In the first curse, the Torah refers to the sons and daughters as "your sons and daughters." They are home. You see them every day but, regrettably you pine in vain for them. In the latter, they are gone, no longer your sons and daughters. They have been taken captive. Which curse is worse? No parent should ever be faced with this question, but from the sequence it would seem that curses become more serious as they progress. Thus, having the children at home, even though they no longer respect and adhere to their parents' wishes and level of observance, is still far better than having them out of the specter of parental influence and taken captive by another nation. As long as a child is home, there is hope. The parents still have an opportunity to reach out, to assuage the hurt feelings, to repair the breech. Once the child has moved out and moved on, it is so much more difficult. On the other hand, to observe a child's deterioration on a daily basis is a traumatic experience, one that for most people is gut-wrenching and devastating. Yet, the Torah seems to be telling us that as long as the child stays home, there is hope; as long as we consider them our children, they can still come back, because the return address has not been erased.

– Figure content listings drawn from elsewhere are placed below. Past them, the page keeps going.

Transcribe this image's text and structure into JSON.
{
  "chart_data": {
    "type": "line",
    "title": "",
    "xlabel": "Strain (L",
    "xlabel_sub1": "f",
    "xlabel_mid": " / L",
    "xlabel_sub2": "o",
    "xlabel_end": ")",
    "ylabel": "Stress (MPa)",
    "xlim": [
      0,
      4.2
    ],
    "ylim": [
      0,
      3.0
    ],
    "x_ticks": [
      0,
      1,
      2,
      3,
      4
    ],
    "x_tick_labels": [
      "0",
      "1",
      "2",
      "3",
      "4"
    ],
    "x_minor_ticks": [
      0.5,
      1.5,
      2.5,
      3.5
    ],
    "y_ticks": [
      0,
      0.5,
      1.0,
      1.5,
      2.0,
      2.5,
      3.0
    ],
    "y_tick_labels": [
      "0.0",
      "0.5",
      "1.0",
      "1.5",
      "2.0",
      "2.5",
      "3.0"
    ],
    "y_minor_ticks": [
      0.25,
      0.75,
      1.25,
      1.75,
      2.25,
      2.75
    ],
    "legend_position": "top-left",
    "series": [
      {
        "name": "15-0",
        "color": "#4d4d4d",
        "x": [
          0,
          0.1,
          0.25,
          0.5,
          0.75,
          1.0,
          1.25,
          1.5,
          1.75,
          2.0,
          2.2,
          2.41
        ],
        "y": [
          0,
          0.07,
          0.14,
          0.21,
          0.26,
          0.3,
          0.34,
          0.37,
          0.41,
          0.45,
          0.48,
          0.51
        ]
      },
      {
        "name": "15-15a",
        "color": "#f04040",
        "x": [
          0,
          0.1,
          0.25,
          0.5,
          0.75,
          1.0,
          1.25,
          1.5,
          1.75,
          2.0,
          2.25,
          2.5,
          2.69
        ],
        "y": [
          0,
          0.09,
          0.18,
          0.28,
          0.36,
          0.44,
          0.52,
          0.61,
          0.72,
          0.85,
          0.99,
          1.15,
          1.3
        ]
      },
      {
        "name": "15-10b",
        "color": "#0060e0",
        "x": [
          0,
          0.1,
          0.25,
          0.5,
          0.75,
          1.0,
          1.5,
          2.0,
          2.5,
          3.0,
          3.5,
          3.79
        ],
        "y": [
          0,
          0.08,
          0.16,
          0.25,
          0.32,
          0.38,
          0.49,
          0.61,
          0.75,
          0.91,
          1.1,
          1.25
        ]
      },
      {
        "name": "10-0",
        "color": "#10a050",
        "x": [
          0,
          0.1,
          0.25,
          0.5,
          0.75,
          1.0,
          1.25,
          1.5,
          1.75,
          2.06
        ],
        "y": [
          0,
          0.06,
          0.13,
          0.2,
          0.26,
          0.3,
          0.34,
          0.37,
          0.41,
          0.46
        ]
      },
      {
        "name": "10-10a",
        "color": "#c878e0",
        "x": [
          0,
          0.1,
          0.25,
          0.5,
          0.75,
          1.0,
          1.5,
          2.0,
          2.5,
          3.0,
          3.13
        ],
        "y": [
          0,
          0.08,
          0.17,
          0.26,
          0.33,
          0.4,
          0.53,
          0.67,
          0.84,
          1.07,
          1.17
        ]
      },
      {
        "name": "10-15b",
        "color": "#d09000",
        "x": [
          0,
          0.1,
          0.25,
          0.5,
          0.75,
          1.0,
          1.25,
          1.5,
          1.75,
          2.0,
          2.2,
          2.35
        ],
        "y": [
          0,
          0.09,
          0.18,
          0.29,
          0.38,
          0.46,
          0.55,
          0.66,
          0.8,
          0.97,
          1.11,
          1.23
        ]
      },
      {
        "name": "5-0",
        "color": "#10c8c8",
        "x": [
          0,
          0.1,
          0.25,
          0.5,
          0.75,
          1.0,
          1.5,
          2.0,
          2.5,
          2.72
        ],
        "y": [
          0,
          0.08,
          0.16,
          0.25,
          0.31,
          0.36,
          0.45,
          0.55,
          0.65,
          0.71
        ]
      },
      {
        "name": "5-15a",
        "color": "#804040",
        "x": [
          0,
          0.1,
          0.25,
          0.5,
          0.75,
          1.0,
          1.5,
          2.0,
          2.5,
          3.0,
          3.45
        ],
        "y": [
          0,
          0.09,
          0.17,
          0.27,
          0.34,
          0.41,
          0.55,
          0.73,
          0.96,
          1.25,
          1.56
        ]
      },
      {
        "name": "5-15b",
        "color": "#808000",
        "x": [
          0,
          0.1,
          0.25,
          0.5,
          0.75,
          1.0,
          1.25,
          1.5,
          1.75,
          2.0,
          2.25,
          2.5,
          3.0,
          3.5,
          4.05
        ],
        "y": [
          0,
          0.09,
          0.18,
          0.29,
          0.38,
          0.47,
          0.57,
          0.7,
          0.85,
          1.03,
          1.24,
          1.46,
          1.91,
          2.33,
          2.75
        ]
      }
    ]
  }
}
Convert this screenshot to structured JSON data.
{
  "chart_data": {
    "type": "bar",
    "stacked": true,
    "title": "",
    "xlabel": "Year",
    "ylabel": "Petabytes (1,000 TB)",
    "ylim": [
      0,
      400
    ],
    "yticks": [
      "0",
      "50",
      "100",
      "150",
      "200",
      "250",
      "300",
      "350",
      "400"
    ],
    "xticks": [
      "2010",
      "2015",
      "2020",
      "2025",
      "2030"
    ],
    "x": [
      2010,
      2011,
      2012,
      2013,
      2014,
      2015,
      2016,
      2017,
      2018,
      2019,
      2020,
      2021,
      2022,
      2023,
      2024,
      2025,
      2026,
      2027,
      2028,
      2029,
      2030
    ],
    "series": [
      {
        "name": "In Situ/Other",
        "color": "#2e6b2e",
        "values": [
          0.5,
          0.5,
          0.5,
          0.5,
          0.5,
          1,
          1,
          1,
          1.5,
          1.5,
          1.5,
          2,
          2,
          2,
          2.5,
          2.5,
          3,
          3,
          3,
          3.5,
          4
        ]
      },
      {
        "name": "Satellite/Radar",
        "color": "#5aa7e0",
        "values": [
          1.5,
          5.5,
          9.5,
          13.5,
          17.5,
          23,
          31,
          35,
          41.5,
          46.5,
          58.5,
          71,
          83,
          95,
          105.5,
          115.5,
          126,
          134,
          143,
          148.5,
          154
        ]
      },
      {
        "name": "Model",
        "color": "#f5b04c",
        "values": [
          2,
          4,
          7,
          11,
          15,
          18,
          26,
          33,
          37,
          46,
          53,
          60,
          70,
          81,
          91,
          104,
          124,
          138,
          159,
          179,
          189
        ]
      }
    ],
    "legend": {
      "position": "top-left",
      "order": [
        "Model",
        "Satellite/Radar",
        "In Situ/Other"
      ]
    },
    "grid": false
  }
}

Because you did not serve Hashem, your G-d, amid gladness and goodness of heart. (28:47)

Joy in mitzvah performance, aside from being an essential prerequisite to the actual fulfillment of the mitzvah, also has a very practical application. Horav Moshe Feinstein, zl, explains why so many children of European immigrants who came to America after World War I did not remain observant. Their parents were deeply committed to Yiddishkeit. They slaved long hours, performing all kinds of backbreaking labor to eke out a meager living. They would never compromise their observance of Torah and mitzvos. Shabbos was paramount, and kashrus was a standard in their homes. So, what went wrong? How did so many Jews who were moser nefesh, sacrificed themselves for Torah, fail to see nachas from their children?

They were not happy. "Oy! Es is shver tzu zein a Yid." It is difficult to be a Jew. When they came home after a difficult day in the sweatshops - they complained. When they observed Shabbos, sometimes at the expense of their jobs - they complained. When the price of kosher meat was too much for their meager paychecks - they complained. Their children heard nothing but complaints. This was surely not a strong motivating factor for them. They grew up viewing Judaism as a pain, as a religion that imposed hardship, poverty and unhappiness. Their reaction was simple: they did not want to be miserable like their parents. Therefore, they dropped the source of their parents' misery: religious observance. Now they could be happy. Regrettably, now their children would follow them - until they would see for themselves the beauty and joy inherent in mitzvah observance. The home serves as the greatest and most important training ground for our children. They way we act at home can either inspire or impede. We have only ourselves to blame.


The Egyptians mistreated us. (26:6)

It should have been written Vayareiu lanu, they were bad to us. Why is it written in such an ambiguous manner? The Alshich Hakadosh, zl, explains that the Egyptians transformed us into evil people. Their influence upon us left a lasting impression.

Alternatively, Horav Meir Berlin, zl, translates vayareinu as being related to the word reius, friendship. The Egyptians befriended us and accepted us into their circles. This catalyzed our assimilation into Egyptian society.


Accursed is one who will not uphold the words of this Torah, to perform them. (27:26)

The Ksav v'Hakabalah cites the Akeidas Yitzchak who says that there are people who present themselves as G-d-fearing Jews, but do not really perform mitzvos. It is all a sham to fool those around them. They do not uphold the Torah for the purpose of performing its mitzvos.


All these blessings will come upon you and overtake you, if you hearken to the voice of Hashem, your G-d. (28:2)

The Chafetz Chaim, zl, comments that "listening to Hashem" is in itself the greatest blessing. It is not only a criteria for blessing - it constitutes a blessing.